SuperGen: An Efficient Ultra-high-resolution Video Generation System with Sketching and Tiling
cs.LG
/ Authors
Fanjiang Ye, Zepeng Zhao, Yi Mu, Jucheng Shen, Renjie Li, Kaijian Wang, Saurabh Agarwal, Myungjin Lee, Triston Cao, Aditya Akella
and 4 more authors
Arvind Krishnamurthy, T. S. Eugene Ng, Zhengzhong Tu, Yuke Wang
/ Abstract
Diffusion models have recently achieved remarkable success in generative tasks (e.g., image and video generation), and the demand for high-quality content (e.g., 2K/4K videos) is rapidly increasing across various domains. However, generating ultra-high-resolution videos on existing standard-resolution (e.g., 720p) platforms remains challenging due to the excessive re-training requirements and prohibitively high computational and memory costs. To this end, we introduce SUPERGEN, an efficient tile-based framework for ultra-high-resolution video generation. SUPERGEN features a novel training-free algorithmic innovation with tiling to successfully support a wide range of resolutions without additional training efforts while significantly reducing both memory footprint and computational complexity.
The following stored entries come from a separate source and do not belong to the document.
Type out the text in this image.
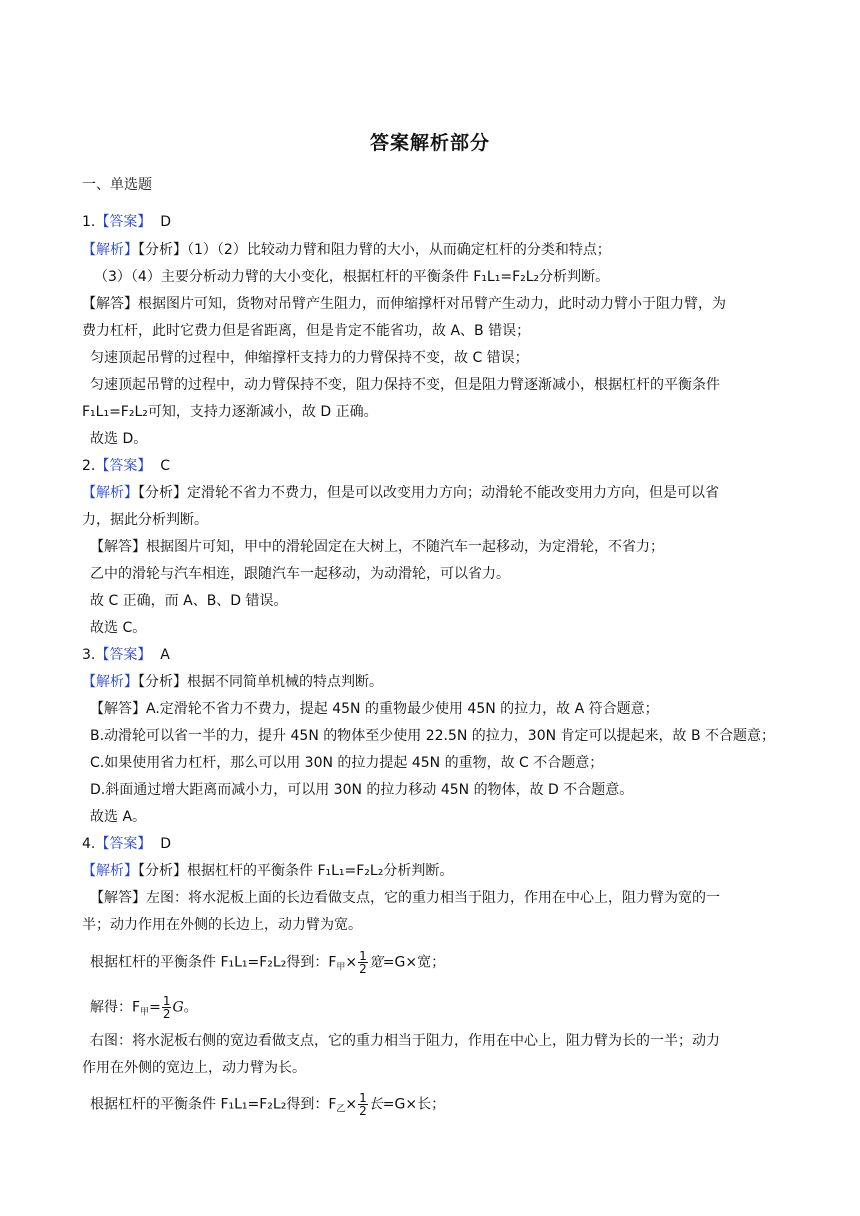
答案解析部分
一、单选题
1.【答案】 D
【解析】【分析】（1）（2）比较动力臂和阻力臂的大小，从而确定杠杆的分类和特点；
（3）（4）主要分析动力臂的大小变化，根据杠杆的平衡条件 F₁L₁=F₂L₂分析判断。
【解答】根据图片可知，货物对吊臂产生阻力，而伸缩撑杆对吊臂产生动力，此时动力臂小于阻力臂，为
费力杠杆，此时它费力但是省距离，但是肯定不能省功，故 A、B 错误；
匀速顶起吊臂的过程中，伸缩撑杆支持力的力臂保持不变，故 C 错误；
匀速顶起吊臂的过程中，动力臂保持不变，阻力保持不变，但是阻力臂逐渐减小，根据杠杆的平衡条件
F₁L₁=F₂L₂可知，支持力逐渐减小，故 D 正确。
故选 D。
2.【答案】 C
【解析】【分析】定滑轮不省力不费力，但是可以改变用力方向；动滑轮不能改变用力方向，但是可以省
力，据此分析判断。
【解答】根据图片可知，甲中的滑轮固定在大树上，不随汽车一起移动，为定滑轮，不省力；
乙中的滑轮与汽车相连，跟随汽车一起移动，为动滑轮，可以省力。
故 C 正确，而 A、B、D 错误。
故选 C。
3.【答案】 A
【解析】【分析】根据不同简单机械的特点判断。
【解答】A.定滑轮不省力不费力，提起 45N 的重物最少使用 45N 的拉力，故 A 符合题意；
B.动滑轮可以省一半的力，提升 45N 的物体至少使用 22.5N 的拉力，30N 肯定可以提起来，故 B 不合题意；
C.如果使用省力杠杆，那么可以用 30N 的拉力提起 45N 的重物，故 C 不合题意；
D.斜面通过增大距离而减小力，可以用 30N 的拉力移动 45N 的物体，故 D 不合题意。
故选 A。
4.【答案】 D
【解析】【分析】根据杠杆的平衡条件 F₁L₁=F₂L₂分析判断。
【解答】左图：将水泥板上面的长边看做支点，它的重力相当于阻力，作用在中心上，阻力臂为宽的一
半；动力作用在外侧的长边上，动力臂为宽。
根据杠杆的平衡条件 F₁L₁=F₂L₂得到：$F_甲\times \frac{1}{2}$ 宽=G×宽；
解得：$F_甲= \frac{1}{2}$ G。
右图：将水泥板右侧的宽边看做支点，它的重力相当于阻力，作用在中心上，阻力臂为长的一半；动力
作用在外侧的宽边上，动力臂为长。
根据杠杆的平衡条件 F₁L₁=F₂L₂得到：$F_乙\times \frac{1}{2}$ 长=G×长；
Moreover, SUPERGEN incorporates a tile-tailored, adaptive, region-aware caching strategy that accelerates video generation by exploiting redundancy across denoising steps and spatial regions. SUPERGEN also integrates cache-guided, communication-minimized tile parallelism for enhanced throughput and minimized latency. Evaluations show that SUPERGEN maximizes performance gains while achieving high output quality across various benchmarks.